Als zweiter Schritt fokussiert sich ein Kernteam auf die Weiterverwendbarkeit des gewonnenen Wissens, wie etwa die Abstraktion in projektübergreifende Learnings oder die Überführung in konkrete Handlungs­anweisungen.
Abschließend werden die neuen Erkenntnisse schriftlich, mündlich und/oder in Bildform aufbereitet und in eine Strategie aus vordefinierten „Kommunikations-Bausteinen“ (z.B. Newsletter, interne Messen, Wiki) eingebettet. Sie ist darauf ausgerichtet, das neue Wissen proaktiv (im Sinne eines „Push-Ansatzes“) anzubieten sowie parallel auf Abruf bedarfsgerecht zur Verfügung zu stellen („Pull-Ansatz“).

Das neue Lessons Learned-Gesamtkonzept verankerten wir als festen Bestandteil im Projektablauf. Parallel stellte die Ausbildung interner Lessons Learned-Moderatoren sicher, dass die Methodik autark angewendet und weiterentwickelt werden kann.

 

Effekt
„Lessons Learned“ sind zur festen Größe im Projektablauf geworden, denn die damit verbundenen Aufwände haben sich nun als lohnenswert bewiesen. Die neue Methodik stellt sicher, dass a) tatsächlich relevantes Wissen identifiziert und b) dieses neue Wissen so bereitgestellt wird, dass es sich andere Projekte zunutze machen können. Die Bewertungen sind positiv: Erfolge konnten wiederholt, Fehler vermieden werden. Lernen ist zum Erfolgsmodell geworden.

 

Ein paar Gedanken zur lernenden Organisation

Eigentlich haben wir in unseren Projekten immer den Ansatz einer lernenden Organisation im Fokus.

Denn wo Menschen zusammenarbeiten, Mitarbeiter Erfahrungen machen  und Wissen geteilt wird, wird unserer Erfahrung nach immer auch – bewusst oder unbewusst – gelernt. Die Herausforderung für eine Organisation besteht darin, das Lernen als Prozess zu begreifen, zu lenken, zu institutionalisieren und von unten also von der kleinsten Einheit, dem Mitarbeiter oder auch dem Team bis in die höheren Ebenen hineinzutragen.

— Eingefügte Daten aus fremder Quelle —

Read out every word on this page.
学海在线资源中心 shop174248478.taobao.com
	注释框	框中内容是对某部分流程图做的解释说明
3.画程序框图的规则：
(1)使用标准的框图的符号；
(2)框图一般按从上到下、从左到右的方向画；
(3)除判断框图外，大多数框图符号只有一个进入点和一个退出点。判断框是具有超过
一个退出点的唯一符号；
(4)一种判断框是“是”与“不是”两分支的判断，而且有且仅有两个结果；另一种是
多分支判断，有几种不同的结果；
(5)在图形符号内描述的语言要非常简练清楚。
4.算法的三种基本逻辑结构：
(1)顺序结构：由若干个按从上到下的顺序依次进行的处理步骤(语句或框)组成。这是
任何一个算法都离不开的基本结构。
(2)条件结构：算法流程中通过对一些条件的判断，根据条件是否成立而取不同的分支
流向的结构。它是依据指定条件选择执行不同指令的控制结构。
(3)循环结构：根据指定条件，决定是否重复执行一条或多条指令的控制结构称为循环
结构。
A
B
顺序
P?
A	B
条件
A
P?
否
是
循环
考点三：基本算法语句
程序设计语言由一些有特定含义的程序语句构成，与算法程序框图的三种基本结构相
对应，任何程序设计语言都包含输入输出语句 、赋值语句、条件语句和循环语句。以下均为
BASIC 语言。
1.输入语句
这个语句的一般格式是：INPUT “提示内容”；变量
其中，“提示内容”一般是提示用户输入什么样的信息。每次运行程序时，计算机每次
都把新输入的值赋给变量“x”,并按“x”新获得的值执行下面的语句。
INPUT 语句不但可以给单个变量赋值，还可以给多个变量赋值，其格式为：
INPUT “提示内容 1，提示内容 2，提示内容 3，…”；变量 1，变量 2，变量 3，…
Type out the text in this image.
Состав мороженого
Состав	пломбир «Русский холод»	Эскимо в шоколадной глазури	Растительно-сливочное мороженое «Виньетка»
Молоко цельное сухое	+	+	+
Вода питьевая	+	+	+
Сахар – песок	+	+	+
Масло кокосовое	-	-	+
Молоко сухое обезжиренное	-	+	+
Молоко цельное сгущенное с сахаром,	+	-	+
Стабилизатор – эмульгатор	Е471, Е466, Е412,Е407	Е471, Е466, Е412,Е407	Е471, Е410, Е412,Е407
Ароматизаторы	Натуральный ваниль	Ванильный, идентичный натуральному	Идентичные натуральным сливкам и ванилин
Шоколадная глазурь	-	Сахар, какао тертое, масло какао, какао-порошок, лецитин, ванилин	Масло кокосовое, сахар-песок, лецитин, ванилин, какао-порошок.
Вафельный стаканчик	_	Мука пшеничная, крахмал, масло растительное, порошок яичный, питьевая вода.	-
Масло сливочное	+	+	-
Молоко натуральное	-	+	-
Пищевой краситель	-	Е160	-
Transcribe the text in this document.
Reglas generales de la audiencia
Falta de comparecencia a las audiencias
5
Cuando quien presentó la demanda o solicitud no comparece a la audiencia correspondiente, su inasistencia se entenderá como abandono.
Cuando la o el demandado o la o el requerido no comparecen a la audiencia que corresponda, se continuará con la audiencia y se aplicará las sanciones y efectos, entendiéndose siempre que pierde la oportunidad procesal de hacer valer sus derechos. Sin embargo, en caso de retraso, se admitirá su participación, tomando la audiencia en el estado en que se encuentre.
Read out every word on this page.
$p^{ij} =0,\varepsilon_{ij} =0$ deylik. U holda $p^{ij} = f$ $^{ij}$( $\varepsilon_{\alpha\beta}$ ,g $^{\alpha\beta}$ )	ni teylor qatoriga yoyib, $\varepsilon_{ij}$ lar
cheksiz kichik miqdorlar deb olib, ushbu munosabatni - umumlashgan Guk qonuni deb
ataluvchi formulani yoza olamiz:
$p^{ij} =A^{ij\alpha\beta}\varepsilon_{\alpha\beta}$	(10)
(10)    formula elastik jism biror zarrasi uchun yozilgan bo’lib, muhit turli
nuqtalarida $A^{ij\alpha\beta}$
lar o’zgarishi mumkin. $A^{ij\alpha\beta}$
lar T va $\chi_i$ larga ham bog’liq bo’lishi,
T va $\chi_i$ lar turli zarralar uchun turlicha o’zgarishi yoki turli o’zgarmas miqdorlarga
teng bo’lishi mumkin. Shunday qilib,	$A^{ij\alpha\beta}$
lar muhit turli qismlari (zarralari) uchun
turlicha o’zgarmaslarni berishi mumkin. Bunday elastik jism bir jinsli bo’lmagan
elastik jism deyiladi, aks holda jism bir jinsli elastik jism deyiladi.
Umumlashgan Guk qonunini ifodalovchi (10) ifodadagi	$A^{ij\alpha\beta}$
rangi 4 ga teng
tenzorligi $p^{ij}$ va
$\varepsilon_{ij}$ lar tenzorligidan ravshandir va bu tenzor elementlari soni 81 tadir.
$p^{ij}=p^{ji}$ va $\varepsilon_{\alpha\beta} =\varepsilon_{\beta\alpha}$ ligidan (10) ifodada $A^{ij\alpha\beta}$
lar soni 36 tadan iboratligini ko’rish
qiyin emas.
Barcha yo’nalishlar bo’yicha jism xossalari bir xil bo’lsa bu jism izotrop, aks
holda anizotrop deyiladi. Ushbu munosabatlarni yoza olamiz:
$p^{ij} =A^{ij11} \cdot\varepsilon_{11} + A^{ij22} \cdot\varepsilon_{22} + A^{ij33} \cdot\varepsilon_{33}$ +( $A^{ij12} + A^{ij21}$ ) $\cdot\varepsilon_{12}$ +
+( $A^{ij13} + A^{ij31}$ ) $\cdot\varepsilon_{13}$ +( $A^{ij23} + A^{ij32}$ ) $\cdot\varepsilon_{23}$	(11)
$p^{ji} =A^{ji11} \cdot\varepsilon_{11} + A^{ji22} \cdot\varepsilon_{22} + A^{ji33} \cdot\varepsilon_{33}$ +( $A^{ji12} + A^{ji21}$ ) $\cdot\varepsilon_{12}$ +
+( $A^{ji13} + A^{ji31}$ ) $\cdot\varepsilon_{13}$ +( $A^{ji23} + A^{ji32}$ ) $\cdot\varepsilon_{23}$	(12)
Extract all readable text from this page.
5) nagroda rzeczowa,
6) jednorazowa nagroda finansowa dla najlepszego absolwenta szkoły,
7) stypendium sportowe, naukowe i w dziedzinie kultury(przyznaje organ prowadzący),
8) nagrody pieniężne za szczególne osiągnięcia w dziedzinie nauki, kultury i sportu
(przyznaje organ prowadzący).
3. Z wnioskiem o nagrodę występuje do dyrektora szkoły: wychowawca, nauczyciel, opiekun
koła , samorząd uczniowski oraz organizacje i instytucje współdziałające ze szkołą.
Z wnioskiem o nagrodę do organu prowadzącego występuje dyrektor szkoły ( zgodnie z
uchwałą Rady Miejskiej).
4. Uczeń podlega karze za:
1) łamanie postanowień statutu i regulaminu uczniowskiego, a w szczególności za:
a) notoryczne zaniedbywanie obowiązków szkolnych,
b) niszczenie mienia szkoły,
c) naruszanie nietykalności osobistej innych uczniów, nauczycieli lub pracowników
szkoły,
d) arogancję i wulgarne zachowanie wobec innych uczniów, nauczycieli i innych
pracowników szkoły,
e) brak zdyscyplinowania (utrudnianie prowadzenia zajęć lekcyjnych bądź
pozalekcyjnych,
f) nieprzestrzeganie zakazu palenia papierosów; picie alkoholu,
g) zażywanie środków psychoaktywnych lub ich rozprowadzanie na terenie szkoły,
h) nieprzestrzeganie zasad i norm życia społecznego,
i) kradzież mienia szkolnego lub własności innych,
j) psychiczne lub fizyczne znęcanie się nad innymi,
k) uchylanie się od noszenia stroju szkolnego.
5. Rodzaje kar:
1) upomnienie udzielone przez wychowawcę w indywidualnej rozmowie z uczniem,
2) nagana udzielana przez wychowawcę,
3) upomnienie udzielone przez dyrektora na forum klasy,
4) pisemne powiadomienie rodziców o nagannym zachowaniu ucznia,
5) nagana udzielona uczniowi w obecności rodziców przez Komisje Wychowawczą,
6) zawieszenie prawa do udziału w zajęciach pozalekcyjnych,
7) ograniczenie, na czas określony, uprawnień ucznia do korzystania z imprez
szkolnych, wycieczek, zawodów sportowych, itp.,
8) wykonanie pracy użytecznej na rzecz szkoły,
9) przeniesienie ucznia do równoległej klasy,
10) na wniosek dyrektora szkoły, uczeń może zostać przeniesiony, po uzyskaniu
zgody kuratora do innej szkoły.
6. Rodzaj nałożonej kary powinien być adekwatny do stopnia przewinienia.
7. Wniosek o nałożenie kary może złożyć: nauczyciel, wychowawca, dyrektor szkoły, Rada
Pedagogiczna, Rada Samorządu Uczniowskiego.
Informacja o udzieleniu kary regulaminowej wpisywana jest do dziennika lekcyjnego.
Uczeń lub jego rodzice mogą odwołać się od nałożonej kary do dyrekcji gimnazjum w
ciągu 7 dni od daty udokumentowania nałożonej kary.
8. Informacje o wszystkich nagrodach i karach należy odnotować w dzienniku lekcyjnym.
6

Mit dem Bild der nach oben offenen Wissensspirale lässt sich nicht nur eine Einheit z.B ein Team oder Abteilung einer Organisation auf die nächst höhere Ebene führen, sondern ebenso eine ganze Organisation. Hat eine Organisation dieses Bild verinnerlicht sprechen wir von einer lernenden Organisation.

Voraussetzung für das eigene wie auch für das gemeinsame Lernen ist natürlich das Lernen WOLLEN ohne das geht’s nicht!